I think what will help dramatically would be providing the chance to alter things on planet surfaces. Imagine a pristine, untouched Earthlike which becomes progressively colonised. Sending people down there with resources and things to carry out the process. Imagine flying down at the beginning and landing among small settlements, but coming back 6 months later and there are buildings everywhere. In a year you might see a metropolis. That's one way to create diversity from a limited set of assets- variation based on time.
Well, of course, it sounds wonderful, but you're describing something from your imagination, which is probably how many backers envisaged the game would be starting to look by now. Because that's just another version of what David Braben describes numerous times in his Gold Rush pitch, isn't it?
(See this video for example, and also the question he's asked about it after the speech.)
Of what would happen after someone would discover a mining resource. Decide whether keep it to themselves, and the risk of being followed and discovered by another player, or sell it to one faction or their rival, or to both, and then risk being hunted by them in revenge? That then others would come, an outpost would be built, taking months to slowly take shape in front of you...

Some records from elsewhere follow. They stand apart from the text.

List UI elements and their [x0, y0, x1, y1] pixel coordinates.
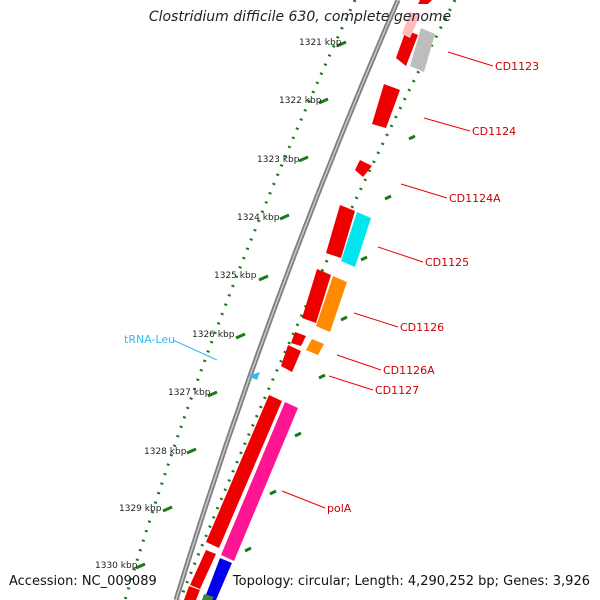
- cds-feature-orange: [316, 276, 347, 332]
- scale-label-1330: 1330 kbp: [95, 561, 138, 571]
- map-title: Clostridium difficile 630, complete geno…: [148, 9, 452, 25]
- trna-leader: [172, 339, 218, 361]
- gene-label-cd1123: CD1123: [495, 60, 539, 73]
- trna-label: tRNA-Leu: [124, 333, 175, 346]
- track-ticks: [244, 134, 416, 553]
- topology-text: Topology: circular; Length: 4,290,252 bp…: [232, 574, 590, 589]
- cds-features-reverse: [184, 30, 418, 600]
- cds-feature: [281, 345, 301, 372]
- cds-feature: [184, 586, 200, 600]
- cds-feature-orange-small: [306, 339, 324, 355]
- gene-label-cd1127: CD1127: [375, 384, 419, 397]
- scale-label-1327: 1327 kbp: [168, 388, 211, 398]
- scale-label-1326: 1326 kbp: [192, 330, 235, 340]
- cds-feature-top: [418, 0, 432, 4]
- cds-feature-pink: [221, 402, 298, 561]
- accession-text: Accession: NC_009089: [9, 574, 157, 589]
- cds-feature: [302, 269, 331, 323]
- cds-feature-cyan: [341, 212, 371, 267]
- scale-label-1325: 1325 kbp: [214, 271, 257, 281]
- scale-label-1322: 1322 kbp: [279, 96, 322, 106]
- scale-label-1321: 1321 kbp: [299, 38, 342, 48]
- gene-label-cd1125: CD1125: [425, 256, 469, 269]
- genome-backbone: [173, 0, 401, 600]
- cds-feature: [372, 84, 400, 128]
- cds-feature: [396, 30, 418, 66]
- cds-feature-gray: [410, 28, 435, 72]
- gene-label-cd1126: CD1126: [400, 321, 444, 334]
- scale-labels: 1321 kbp 1322 kbp 1323 kbp 1324 kbp 1325…: [95, 38, 342, 571]
- label-leaders: [281, 51, 494, 509]
- cds-feature: [291, 332, 306, 346]
- trna-feature: [248, 372, 260, 380]
- cds-feature: [190, 550, 216, 589]
- gene-label-cd1124a: CD1124A: [449, 192, 501, 205]
- scale-label-1328: 1328 kbp: [144, 447, 187, 457]
- scale-label-1324: 1324 kbp: [237, 213, 280, 223]
- cds-feature: [326, 205, 355, 258]
- cds-feature-blue: [204, 558, 232, 600]
- gene-label-cd1124: CD1124: [472, 125, 516, 138]
- scale-ticks: [135, 40, 347, 570]
- cds-feature: [206, 395, 282, 548]
- scale-label-1323: 1323 kbp: [257, 155, 300, 165]
- gene-label-cd1126a: CD1126A: [383, 364, 435, 377]
- gene-label-pola: polA: [327, 502, 352, 515]
- cds-feature-light: [402, 12, 420, 38]
- scale-label-1329: 1329 kbp: [119, 504, 162, 514]
- cds-feature: [355, 160, 372, 177]
- cds-feature-green: [202, 594, 214, 600]
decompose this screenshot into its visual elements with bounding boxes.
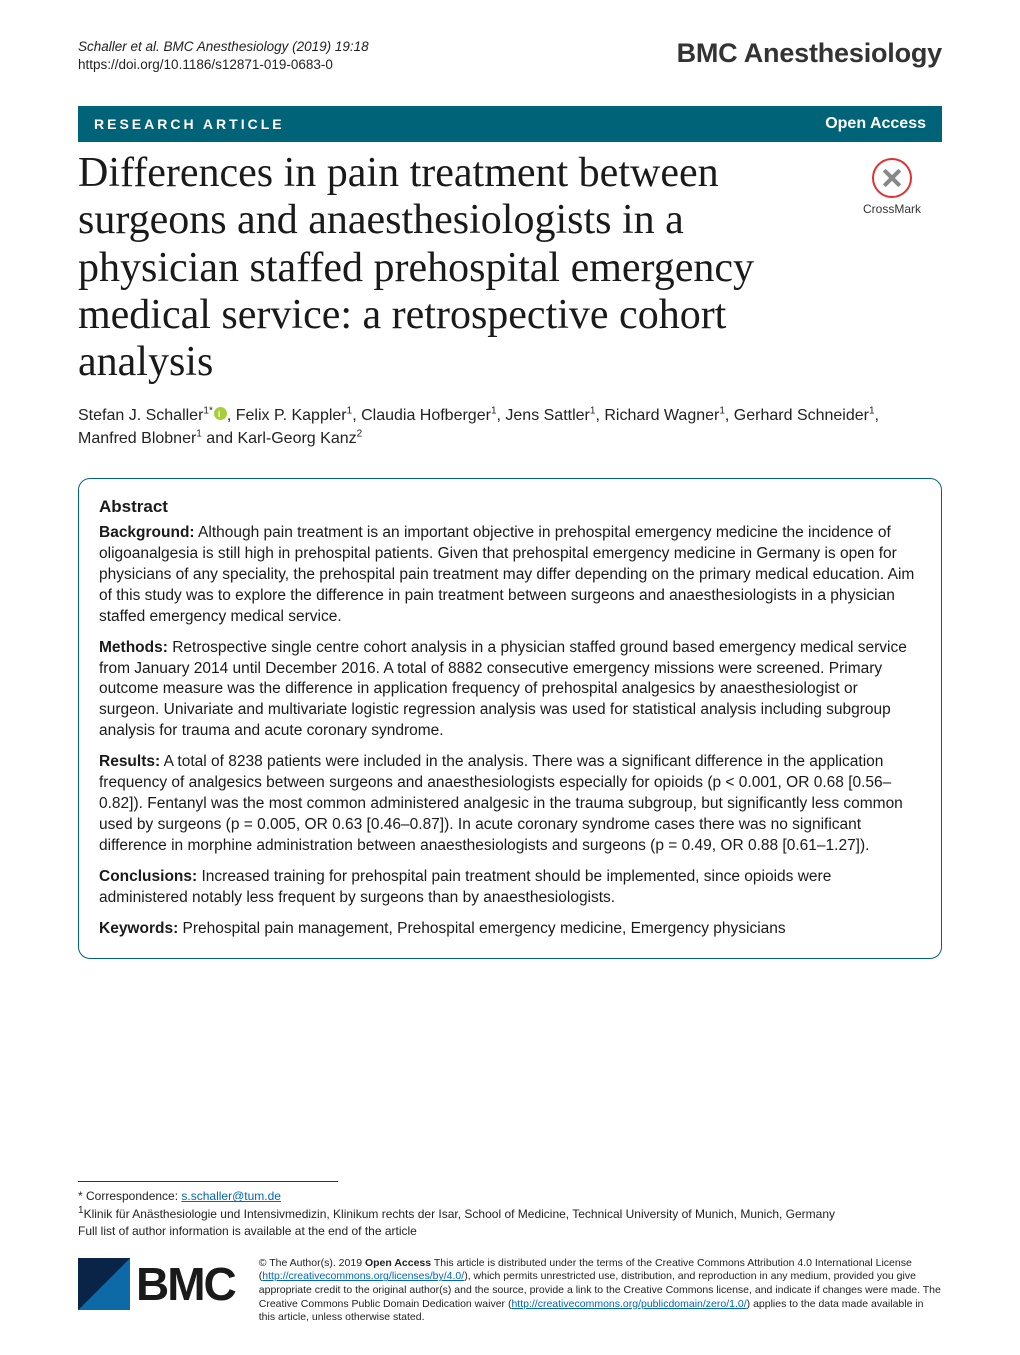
footnote-rule xyxy=(78,1181,338,1182)
methods-label: Methods: xyxy=(99,639,168,656)
bmc-mark-icon xyxy=(78,1258,130,1310)
orcid-icon xyxy=(214,407,227,420)
doi: https://doi.org/10.1186/s12871-019-0683-… xyxy=(78,57,333,72)
authors-line: Stefan J. Schaller1*, Felix P. Kappler1,… xyxy=(78,404,942,450)
citation: Schaller et al. BMC Anesthesiology (2019… xyxy=(78,39,369,54)
running-head-left: Schaller et al. BMC Anesthesiology (2019… xyxy=(78,38,369,74)
keywords-label: Keywords: xyxy=(99,920,178,937)
license-pre: © The Author(s). 2019 xyxy=(259,1257,365,1269)
abstract-conclusions: Conclusions: Increased training for preh… xyxy=(99,867,921,909)
license-open-access: Open Access xyxy=(365,1257,431,1269)
crossmark-label: CrossMark xyxy=(842,202,942,216)
conclusions-label: Conclusions: xyxy=(99,868,197,885)
license-text: © The Author(s). 2019 Open Access This a… xyxy=(259,1257,942,1325)
abstract-box: Abstract Background: Although pain treat… xyxy=(78,478,942,959)
pd-link[interactable]: http://creativecommons.org/publicdomain/… xyxy=(511,1298,746,1310)
footer-block: * Correspondence: s.schaller@tum.de 1Kli… xyxy=(78,1181,942,1325)
bmc-logo-text: BMC xyxy=(136,1257,235,1311)
keywords-text: Prehospital pain management, Prehospital… xyxy=(178,920,785,937)
running-head: Schaller et al. BMC Anesthesiology (2019… xyxy=(78,38,942,74)
methods-text: Retrospective single centre cohort analy… xyxy=(99,639,907,740)
conclusions-text: Increased training for prehospital pain … xyxy=(99,868,831,906)
results-label: Results: xyxy=(99,753,160,770)
abstract-heading: Abstract xyxy=(99,497,921,517)
correspondence-email[interactable]: s.schaller@tum.de xyxy=(181,1189,281,1203)
abstract-methods: Methods: Retrospective single centre coh… xyxy=(99,638,921,743)
bmc-logo: BMC xyxy=(78,1257,235,1311)
open-access-label: Open Access xyxy=(825,115,926,133)
crossmark-icon xyxy=(872,158,912,198)
affiliation-1: Klinik für Anästhesiologie und Intensivm… xyxy=(84,1207,835,1221)
correspondence-footnote: * Correspondence: s.schaller@tum.de 1Kli… xyxy=(78,1188,942,1239)
full-list-note: Full list of author information is avail… xyxy=(78,1224,417,1238)
license-row: BMC © The Author(s). 2019 Open Access Th… xyxy=(78,1257,942,1325)
correspondence-label: * Correspondence: xyxy=(78,1189,181,1203)
article-title: Differences in pain treatment between su… xyxy=(78,150,832,385)
background-text: Although pain treatment is an important … xyxy=(99,524,914,625)
background-label: Background: xyxy=(99,524,195,541)
abstract-results: Results: A total of 8238 patients were i… xyxy=(99,752,921,857)
abstract-keywords: Keywords: Prehospital pain management, P… xyxy=(99,919,921,940)
article-type-bar: RESEARCH ARTICLE Open Access xyxy=(78,106,942,142)
cc-link[interactable]: http://creativecommons.org/licenses/by/4… xyxy=(262,1270,464,1282)
journal-brand: BMC Anesthesiology xyxy=(677,38,942,69)
crossmark-badge[interactable]: CrossMark xyxy=(842,150,942,216)
abstract-background: Background: Although pain treatment is a… xyxy=(99,523,921,628)
results-text: A total of 8238 patients were included i… xyxy=(99,753,903,854)
article-type-label: RESEARCH ARTICLE xyxy=(94,116,285,132)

But, if they haven't even come close to the first step in delivering that by now, and have instead given us Powerplay, then really, I can't see the planetside version happening anytime in the next two or three years, and then only as an expansion. That's fine, but my worry is it still won't be as sophisticated as the way he described it, with sophisticated, emergent and unpredictable gameplay. And if it doesn't have that, I won't be buying it, no matter how good the graphics are.
Well, okay, maybe I will.

...but only in a 75% off Steam sale long after it's weekly deal.